A caveat is filed by a litigant in high courts and in the Supreme Court to ensure that no adverse order is passed against the party without it being heard. The Future group firm has already served a copy of the caveat petition to Amazon, it said.
“You are requested to give at least 48 hours notice before moving any petition under Section 9 of the Arbitration & Conciliation Act or any other application against the proposed respondent/caveator,” the Future Group firm said while sending a copy of caveat to Amazon.
Also read: Mukesh Ambani’s Reliance buys stake in Future Group for Rs 24,713 cr
Amazon declined to comment on the development.
Singapore International’s Arbitration Centre (SIAC) passed an interim award October 25 in favour of Amazon, with a single-judge bench of VK Rajah barring FRL from taking any step to dispose of or encumber its assets or issuing any securities to secure any funding from a restricted party.
However, Sunday, in a regulatory filing Future Retail Ltd (FRL) said Singapore arbitrator’s interim order against its Rs 24,713 crore deal with RIL is ‘not binding’, any attempt to enforce it will be ‘resisted’.

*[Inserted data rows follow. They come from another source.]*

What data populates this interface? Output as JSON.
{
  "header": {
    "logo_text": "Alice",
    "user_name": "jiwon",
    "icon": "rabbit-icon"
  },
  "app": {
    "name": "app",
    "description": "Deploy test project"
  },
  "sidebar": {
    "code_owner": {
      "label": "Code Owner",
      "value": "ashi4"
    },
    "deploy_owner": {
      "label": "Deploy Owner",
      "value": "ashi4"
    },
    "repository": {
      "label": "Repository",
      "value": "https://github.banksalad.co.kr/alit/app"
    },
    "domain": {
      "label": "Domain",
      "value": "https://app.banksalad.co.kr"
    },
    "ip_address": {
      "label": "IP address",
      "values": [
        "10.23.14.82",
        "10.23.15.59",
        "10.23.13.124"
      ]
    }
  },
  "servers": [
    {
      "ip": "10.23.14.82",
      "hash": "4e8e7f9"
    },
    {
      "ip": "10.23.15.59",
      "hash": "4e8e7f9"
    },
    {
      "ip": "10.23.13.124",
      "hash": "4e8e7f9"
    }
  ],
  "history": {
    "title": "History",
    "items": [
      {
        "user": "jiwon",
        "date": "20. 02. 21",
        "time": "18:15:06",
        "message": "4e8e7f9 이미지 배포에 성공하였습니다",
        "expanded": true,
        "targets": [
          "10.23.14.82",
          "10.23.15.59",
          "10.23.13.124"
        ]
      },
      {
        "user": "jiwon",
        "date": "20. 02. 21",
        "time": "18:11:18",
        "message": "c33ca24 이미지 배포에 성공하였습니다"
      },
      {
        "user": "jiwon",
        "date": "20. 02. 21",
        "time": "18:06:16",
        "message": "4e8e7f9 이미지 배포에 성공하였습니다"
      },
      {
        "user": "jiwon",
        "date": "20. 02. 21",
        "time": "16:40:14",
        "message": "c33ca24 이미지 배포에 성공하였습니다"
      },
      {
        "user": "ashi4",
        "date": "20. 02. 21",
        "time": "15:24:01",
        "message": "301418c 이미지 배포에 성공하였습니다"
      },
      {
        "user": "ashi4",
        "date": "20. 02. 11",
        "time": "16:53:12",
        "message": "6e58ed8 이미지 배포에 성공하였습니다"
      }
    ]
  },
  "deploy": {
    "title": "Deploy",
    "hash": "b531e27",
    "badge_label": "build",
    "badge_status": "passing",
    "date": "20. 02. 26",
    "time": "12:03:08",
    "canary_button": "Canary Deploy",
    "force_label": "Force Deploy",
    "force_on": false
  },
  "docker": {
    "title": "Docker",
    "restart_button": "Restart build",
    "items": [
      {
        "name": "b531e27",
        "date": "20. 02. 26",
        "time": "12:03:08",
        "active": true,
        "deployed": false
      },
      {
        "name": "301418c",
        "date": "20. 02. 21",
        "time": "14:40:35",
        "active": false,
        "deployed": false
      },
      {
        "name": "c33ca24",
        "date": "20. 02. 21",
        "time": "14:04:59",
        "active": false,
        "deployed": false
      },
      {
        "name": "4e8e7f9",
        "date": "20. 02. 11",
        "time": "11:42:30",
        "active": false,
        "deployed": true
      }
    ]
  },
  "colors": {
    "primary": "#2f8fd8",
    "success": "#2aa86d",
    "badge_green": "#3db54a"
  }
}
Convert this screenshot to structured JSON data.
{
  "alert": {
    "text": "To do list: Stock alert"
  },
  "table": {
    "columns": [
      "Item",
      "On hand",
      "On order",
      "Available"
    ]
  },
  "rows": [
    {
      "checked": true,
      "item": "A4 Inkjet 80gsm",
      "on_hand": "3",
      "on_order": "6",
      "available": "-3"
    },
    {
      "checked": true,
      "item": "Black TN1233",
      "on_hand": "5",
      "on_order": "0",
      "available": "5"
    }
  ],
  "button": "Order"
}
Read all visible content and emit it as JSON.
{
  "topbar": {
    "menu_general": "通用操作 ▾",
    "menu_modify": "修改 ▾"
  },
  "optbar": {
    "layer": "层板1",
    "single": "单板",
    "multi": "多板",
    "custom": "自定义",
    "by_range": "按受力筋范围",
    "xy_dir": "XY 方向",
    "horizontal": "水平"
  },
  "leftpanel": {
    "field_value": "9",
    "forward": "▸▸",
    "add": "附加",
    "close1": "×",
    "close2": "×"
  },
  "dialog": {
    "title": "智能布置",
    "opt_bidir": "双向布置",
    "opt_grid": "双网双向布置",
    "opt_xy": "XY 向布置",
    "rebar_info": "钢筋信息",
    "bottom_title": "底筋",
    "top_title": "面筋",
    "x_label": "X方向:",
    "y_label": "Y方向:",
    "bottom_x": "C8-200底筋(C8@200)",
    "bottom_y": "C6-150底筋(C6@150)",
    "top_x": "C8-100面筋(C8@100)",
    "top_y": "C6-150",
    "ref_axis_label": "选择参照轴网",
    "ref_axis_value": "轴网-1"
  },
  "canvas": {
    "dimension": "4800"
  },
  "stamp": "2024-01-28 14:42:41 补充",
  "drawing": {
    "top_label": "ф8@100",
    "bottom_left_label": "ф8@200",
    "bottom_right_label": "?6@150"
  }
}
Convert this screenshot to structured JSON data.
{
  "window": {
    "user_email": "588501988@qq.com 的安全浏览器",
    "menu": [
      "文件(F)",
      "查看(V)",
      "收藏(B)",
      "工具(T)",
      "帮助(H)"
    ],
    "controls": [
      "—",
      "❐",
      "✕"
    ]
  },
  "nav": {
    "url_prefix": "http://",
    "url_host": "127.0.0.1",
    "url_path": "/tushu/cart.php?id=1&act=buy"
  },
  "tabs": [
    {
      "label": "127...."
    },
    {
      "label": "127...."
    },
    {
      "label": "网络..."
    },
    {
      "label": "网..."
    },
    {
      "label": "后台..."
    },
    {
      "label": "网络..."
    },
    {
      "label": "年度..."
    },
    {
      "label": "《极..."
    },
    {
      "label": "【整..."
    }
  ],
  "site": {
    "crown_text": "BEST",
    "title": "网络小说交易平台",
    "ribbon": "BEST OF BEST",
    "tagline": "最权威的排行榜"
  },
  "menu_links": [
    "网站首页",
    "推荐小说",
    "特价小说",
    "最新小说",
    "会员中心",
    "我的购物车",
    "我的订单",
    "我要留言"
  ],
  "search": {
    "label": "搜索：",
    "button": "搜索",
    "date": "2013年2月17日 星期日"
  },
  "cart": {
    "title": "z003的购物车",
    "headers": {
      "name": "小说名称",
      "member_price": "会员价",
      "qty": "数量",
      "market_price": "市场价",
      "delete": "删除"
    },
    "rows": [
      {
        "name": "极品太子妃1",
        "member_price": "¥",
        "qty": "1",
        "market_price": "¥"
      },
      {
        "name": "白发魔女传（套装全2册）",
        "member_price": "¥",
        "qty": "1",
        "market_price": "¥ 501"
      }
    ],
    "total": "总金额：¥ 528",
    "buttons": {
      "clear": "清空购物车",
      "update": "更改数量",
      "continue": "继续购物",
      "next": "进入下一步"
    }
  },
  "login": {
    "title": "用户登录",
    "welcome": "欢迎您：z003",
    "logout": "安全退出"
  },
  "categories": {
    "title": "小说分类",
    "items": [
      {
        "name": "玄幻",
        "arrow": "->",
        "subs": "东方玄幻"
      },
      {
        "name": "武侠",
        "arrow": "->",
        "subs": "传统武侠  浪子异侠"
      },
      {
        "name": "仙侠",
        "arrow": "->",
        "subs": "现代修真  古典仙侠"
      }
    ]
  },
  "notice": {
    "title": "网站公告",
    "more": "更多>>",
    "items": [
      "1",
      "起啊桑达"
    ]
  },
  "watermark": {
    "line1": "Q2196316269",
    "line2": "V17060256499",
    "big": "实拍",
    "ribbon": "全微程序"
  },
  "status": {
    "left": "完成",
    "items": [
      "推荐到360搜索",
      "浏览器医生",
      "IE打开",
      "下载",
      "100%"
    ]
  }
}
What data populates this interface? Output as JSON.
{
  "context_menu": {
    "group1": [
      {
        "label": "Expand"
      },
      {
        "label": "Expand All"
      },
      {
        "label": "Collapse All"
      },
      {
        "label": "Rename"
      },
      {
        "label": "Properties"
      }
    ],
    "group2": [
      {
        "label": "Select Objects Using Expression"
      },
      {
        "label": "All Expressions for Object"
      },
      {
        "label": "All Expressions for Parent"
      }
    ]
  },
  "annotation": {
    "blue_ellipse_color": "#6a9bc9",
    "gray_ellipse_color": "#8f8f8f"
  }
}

Questioning the validity of the order, FRL said that order was passed in arbitration proceedings initiated by Amazon by invoking an arbitration clause in a contract to which FRL is not a party.
“The EA Order is not enforceable under the provisions of the Arbitration and Conciliation Act, 1996 and is not binding on FRL. Any attempt on the part of Amazon to enforce the EA Order shall be resisted by FRL to the fullest extent available under Indian law. FRL is also in the process of taking appropriate legal action to protect its rights,” the company said.
As per SIAC order, a three-member arbitration panel, with one judge each would be appointed by Future and Amazon – and a third neutral judge would preside, would decide on the issue in 90 days.
Last week Amazon had written to markets regulator Sebi and stock exchanges urging them to take into consideration the Singapore arbitrator’s interim judgement.
The Future Group had announced August 29 merging certain companies carrying on the retail and wholesale business and the logistics and warehousing business into Future Enterprises Limited (FEL), which would be transferred to Reliance Retail Ventures Ltd (RRVL), a subsidiary of RIL.
Amazon in August last year acquired a 49 per cent stake in FCPL, the promoter entity which owns a 7.3 per cent interest in FRL that operates more than 1,500 stores across India, including grocery chain ‘Big Bazaar’.